The snap election decision was sparked by the resignation of Vice-Chancellor Heinz-Christian Strache on Saturday after a video surfaced showing him appearing to offer government contracts to a woman who claimed to be a Russian investor and niece of an oligarch.
“What is important now, and that is the uppermost requirement, is to ascertain a full explanation of what happened. We need all the suspicious facts which have arisen as a result of the video to be verified; that naturally concerns themes of potential abuse of power, to questions of potential criminal concern,” Kurz added.
Strache also resigned as head of the Freedom Party on Saturday. He denied doing “anything against the law,” calling the allegations against him a “targeted political attack.”
Speaking alongside the Chancellor on Sunday, President der Bellen said the government's main task now is to “rebuild the trust” in Austria's institutions, adding that this can “only be done through new elections,” which are to be held in September.
Transport Minister Norbert Hofer, who ran for president in 2016, is expected to take over as head of the Freedom Party.

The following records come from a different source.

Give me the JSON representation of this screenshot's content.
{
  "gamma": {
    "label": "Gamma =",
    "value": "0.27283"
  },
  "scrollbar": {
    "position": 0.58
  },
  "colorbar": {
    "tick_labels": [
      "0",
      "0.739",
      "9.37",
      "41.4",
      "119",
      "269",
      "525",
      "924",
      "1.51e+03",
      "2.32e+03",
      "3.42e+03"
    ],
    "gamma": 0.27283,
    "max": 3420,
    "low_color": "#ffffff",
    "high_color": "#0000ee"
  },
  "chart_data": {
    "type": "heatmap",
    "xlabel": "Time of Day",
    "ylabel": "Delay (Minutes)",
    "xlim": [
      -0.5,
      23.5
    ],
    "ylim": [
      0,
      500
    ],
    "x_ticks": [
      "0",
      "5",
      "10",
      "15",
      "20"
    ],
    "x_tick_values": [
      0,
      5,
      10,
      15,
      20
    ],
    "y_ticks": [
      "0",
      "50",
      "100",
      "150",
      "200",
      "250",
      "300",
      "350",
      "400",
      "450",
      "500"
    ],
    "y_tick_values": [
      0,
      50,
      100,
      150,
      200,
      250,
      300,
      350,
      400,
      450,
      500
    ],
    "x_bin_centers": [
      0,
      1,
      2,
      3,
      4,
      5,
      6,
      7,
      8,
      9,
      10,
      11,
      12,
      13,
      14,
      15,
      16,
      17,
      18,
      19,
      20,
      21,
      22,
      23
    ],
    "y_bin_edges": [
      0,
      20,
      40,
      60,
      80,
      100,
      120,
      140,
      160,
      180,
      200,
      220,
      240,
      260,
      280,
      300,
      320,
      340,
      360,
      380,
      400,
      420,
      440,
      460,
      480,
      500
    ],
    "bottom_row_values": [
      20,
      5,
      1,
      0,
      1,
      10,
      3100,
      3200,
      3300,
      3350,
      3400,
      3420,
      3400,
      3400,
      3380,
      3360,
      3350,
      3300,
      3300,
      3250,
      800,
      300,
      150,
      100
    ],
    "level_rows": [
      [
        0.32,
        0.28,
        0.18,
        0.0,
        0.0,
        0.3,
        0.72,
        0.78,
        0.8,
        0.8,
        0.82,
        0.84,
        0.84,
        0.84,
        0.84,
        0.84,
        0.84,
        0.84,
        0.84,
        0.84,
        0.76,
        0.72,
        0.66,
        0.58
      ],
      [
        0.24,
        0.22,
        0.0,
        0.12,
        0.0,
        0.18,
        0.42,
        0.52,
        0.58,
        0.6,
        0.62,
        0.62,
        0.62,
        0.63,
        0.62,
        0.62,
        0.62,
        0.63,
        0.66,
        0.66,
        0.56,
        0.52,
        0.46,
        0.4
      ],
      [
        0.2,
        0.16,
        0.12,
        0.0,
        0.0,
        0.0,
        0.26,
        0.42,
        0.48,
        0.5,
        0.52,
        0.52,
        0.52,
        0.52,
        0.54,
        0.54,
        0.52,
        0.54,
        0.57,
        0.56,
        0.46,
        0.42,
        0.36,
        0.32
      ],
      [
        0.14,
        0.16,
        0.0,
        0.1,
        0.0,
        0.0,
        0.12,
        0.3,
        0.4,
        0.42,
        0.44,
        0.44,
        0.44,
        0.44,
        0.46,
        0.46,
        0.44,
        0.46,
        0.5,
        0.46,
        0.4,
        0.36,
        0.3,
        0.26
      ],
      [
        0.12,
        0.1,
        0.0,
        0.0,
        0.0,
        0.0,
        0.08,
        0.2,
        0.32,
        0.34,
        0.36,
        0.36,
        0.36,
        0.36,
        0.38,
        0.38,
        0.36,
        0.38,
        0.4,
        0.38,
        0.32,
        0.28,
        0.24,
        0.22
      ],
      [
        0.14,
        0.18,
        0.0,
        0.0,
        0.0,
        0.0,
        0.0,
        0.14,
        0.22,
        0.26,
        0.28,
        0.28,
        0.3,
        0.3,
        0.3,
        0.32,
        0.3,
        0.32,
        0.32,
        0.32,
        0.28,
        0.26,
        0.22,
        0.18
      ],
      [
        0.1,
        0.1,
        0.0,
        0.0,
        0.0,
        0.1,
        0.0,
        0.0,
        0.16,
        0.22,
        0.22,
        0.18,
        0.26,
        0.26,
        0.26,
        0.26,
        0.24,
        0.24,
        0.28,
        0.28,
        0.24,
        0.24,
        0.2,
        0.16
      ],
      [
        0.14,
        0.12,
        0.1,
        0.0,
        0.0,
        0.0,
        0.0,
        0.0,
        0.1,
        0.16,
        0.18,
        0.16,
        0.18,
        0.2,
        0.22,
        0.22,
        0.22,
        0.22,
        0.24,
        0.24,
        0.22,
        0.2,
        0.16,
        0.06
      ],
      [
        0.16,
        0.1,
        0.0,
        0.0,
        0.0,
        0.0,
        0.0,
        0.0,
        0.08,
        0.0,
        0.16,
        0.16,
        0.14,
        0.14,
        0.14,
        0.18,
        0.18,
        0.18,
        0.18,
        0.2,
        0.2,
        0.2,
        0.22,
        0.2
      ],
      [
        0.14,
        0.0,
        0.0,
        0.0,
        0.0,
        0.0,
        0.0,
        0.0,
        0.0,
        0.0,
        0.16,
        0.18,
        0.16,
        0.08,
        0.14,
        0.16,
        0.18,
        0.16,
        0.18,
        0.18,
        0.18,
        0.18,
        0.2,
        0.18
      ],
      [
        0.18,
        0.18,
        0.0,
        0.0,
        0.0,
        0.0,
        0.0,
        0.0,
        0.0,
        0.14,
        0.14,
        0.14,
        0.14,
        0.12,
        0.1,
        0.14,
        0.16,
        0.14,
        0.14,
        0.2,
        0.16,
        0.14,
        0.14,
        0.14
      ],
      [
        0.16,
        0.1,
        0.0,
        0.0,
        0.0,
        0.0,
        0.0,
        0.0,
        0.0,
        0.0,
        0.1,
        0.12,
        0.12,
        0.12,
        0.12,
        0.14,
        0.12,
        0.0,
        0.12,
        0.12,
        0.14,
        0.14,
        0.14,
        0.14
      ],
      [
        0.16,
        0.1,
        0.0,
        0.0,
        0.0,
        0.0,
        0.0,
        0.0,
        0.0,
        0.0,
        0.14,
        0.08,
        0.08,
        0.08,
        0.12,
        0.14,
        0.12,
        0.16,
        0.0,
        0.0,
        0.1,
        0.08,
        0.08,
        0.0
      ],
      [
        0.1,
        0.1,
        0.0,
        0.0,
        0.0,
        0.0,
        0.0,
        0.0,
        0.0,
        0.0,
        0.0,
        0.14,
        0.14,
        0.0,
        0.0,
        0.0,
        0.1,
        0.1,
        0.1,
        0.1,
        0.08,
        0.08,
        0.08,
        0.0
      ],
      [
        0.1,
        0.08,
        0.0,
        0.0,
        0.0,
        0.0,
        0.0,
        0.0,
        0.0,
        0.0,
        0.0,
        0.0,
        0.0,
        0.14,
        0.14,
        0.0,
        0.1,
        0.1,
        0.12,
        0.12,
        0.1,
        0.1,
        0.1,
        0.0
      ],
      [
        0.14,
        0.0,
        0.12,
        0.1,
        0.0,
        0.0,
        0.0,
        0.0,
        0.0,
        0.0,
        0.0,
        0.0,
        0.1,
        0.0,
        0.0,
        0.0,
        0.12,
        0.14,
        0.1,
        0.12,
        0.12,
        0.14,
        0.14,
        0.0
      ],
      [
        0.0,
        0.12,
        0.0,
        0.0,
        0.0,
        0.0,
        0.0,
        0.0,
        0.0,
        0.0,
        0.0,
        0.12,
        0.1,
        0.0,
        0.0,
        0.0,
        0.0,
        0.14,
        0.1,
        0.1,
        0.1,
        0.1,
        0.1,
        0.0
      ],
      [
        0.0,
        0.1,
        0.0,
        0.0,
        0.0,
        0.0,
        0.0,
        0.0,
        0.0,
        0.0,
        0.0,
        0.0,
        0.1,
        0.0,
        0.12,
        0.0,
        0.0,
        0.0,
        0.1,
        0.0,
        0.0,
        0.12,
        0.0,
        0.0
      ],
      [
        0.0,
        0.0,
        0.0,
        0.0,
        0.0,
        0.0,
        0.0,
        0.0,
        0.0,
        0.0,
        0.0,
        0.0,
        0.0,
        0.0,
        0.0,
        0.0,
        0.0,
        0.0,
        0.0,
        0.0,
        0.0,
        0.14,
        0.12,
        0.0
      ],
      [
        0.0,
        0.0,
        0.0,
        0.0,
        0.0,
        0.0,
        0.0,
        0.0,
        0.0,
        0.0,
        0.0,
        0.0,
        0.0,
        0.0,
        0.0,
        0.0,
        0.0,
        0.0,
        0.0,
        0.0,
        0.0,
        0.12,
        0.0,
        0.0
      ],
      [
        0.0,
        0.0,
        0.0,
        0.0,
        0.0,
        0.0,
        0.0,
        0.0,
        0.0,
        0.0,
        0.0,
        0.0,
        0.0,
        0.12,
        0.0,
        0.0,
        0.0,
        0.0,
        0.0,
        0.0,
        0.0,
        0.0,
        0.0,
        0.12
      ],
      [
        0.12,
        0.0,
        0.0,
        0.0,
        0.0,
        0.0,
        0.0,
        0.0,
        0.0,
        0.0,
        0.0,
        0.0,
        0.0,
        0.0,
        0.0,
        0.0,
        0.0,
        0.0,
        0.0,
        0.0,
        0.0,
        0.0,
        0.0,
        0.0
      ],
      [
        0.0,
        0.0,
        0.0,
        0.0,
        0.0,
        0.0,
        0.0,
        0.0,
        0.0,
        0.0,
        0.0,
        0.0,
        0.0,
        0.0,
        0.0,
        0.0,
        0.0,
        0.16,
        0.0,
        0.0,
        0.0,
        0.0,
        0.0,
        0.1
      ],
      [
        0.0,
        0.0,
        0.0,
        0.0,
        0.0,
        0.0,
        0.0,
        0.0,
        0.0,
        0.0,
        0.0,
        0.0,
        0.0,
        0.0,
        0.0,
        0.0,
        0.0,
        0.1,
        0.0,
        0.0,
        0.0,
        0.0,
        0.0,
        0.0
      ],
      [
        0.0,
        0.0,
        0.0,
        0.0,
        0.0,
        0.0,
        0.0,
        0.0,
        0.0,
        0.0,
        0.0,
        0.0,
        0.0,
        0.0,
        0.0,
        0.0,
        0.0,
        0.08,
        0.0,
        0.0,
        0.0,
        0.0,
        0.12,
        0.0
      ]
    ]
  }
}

The scandal is a blow to the Freedom Party, one of Europe's most successful nationalist groups, ahead of the European Parliament elections — which far-right parties across the Continent have set their sights on.
‘Despicable’ video
It is not known who recorded the video or set up the meeting, which allegedly took place July 24, 2017, on the Spanish island of Ibiza, three months before the Austrian elections.
Der Spiegel and Süddeutsche Zeitung reported that the woman offered to buy a 50% stake in Austria's Kronen Zeitung newspaper and ensure it supported the Freedom Party.
Strache admitted to meeting the woman and described it as a “private conversation” in Ibiza. He said he was “drunk” but “no donations have been made to the party” as a result of the meeting.
“It was a typical alcohol-infused macho behaviour. … With this I have hurt the most important person in my life, which is my wife,” Strache said.
Kurz — who swept to power in 2017 after taking a tough, anti-immigration stance — said on Saturday that Strache's tactics exposed in the “despicable” video “damages the reputation of our country.”
He added that it was the last straw in a number of smaller scandals, Reuters reported.
The Freedom Party, founded by former Nazi officers in the 1950s, has long been part of Austria's political landscape. It first entered government 17 years ago, the first far-right party to do so in postwar Europe.
Strache had sought to modernize the party, but accusations of anti-Semitism and Islamophobia continue to linger.
In April, a Freedom Party member and deputy mayor of Hitler's birthplace resigned after writing a “deeply racist” poem comparing migrants to rats.